Each of our classes is defined here with a <class> element. The name attribute tells castor what .class file to look for when instantiating the object in question, and also what the name of the element will be in the XML structure. Each class contains some number of <field> elements, which allow us to specify the type of each field, what it contains, and (optionally) the getter and setter (accessor) method names. If we don’t specify, Castor will assume we’ve named them using the Javabean specification and will look for the methods accordingly.

The code that makes use of this mapping document is a little more involved than we wrote before, using Castor’s default mode, but not by much.

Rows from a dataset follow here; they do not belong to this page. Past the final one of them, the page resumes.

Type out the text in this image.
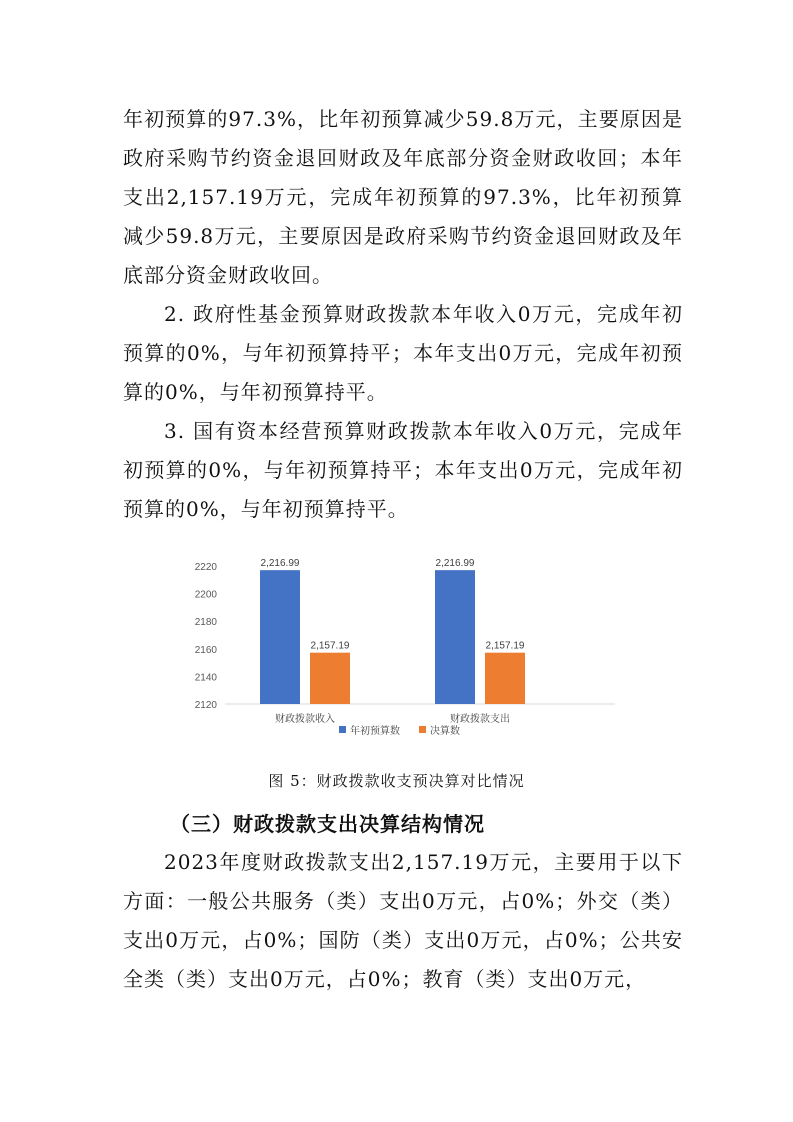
年初预算的97.3%，比年初预算减少59.8万元，主要原因是政府采购节约资金退回财政及年底部分资金财政收回；本年支出2,157.19万元，完成年初预算的97.3%，比年初预算减少59.8万元，主要原因是政府采购节约资金退回财政及年底部分资金财政收回。

2. 政府性基金预算财政拨款本年收入0万元，完成年初预算的0%，与年初预算持平；本年支出0万元，完成年初预算的0%，与年初预算持平。

3. 国有资本经营预算财政拨款本年收入0万元，完成年初预算的0%，与年初预算持平；本年支出0万元，完成年初预算的0%，与年初预算持平。

2120
2140
2160
2180
2200
2220	2,216.99
2,157.19
财政拨款收入
2,216.99
2,157.19
财政拨款支出
年初预算数	决算数
图 5：财政拨款收支预决算对比情况
（三）财政拨款支出决算结构情况

2023年度财政拨款支出2,157.19万元，主要用于以下方面：一般公共服务（类）支出0万元，占0%；外交（类）支出0万元，占0%；国防（类）支出0万元，占0%；公共安全类（类）支出0万元，占0%；教育（类）支出0万元，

First, we can no longer use the static methods of the marshaller and un-marshaller classes, but must create an instance that’s specifically aware of the senior-most class of our object model:

Unmarshaller myUnmarshaller = new Unmarshaller(Customer.class)

Next, we create a Mapping object, and point it at the mapping document we’ve created above:

Mapping myMapping = new Mapping();
myMapping.loadMapping("customerMapping.xml");

Finally, we assign the mapping to the marshaller or un-marshaller:

myUnmarshaller.setMapping(myMapping);

Now we open the file and pass the stream in to the unmarshal() method of our instance of the Unmarshaller, only this time we don’t have to reference the class object of Customer. Our Unmarshaller instance already has this information from its construction.

try {
  FileReader in = new FileReader("customer.xml");
  myCust = (Customer)myUnmarshaller.unmarshal(in);
} catch (Exception e) {
  System.out.println("Exception: "+e.getMessage());
}

The rest of our code is unchanged. Here’s the complete class (note that we need to import the org.exolab.castor.mapping package to use the Mapping class):

import org.exolab.castor.xml.*;
import org.exolab.castor.mapping.*;
import java.io.*;

public class CastorTest3 {
  public static void main(String[] args) {
    Customer myCust = new Customer();
    try {
      // We’re making an instance specifically for Customer.class
      Unmarshaller myUnmarshaller = new Unmarshaller(Customer.class);
      FileReader in = new FileReader("customer.xml");
      Mapping myMapping = new Mapping();
      // The myMapping object will parse and load the mapping here
      myMapping.loadMapping("customerMapping.xml");
      // Now we tell the Unmarshaller to use this mapping
      myUnmarshaller.setMapping(myMapping);
      // As before, we have to cast the result of the unMarshalling
      myCust = (Customer)myUnmarshaller.unmarshal(in);
      } catch (Exception e) {
         System.out.println("Exception: "+e.getMessage());
      }

   System.out.println("    Customer ID: " + myCust.getID());
   System.out.println("     First Name: " + 
      myCust.getFirstName().getText());
   System.out.println(" Middle Initial: " + myCust.getMI().getText());
   System.out.println("      Last Name: " +    
      myCust.getLastName().getText());
   }
}

Castor allows us to create flexible binding between XML structures and java object models, in a way that is easy to maintain and quite straightforward. Once this binding is in place, we can concentrate on the business logic, user interfaces, and all the other issues in our project domain without having to concern ourselves with the details of the XML we’re interfacing with.

Castor is an open source tool. You can download the entire package from Castor.org, including extensive documentation, and/or your can join the CVS tree there and participate in its development. There are also developer and announcement mailing lists at the site, which I recommend you subscribe to, at least while you’re getting comfortable with Castor.

Get Castor! It’s free, its fast, and it works. For most of my applications, I have abandoned traditional parsing techniques in favor of data binding, and my code is fundamentally cleaner as a result.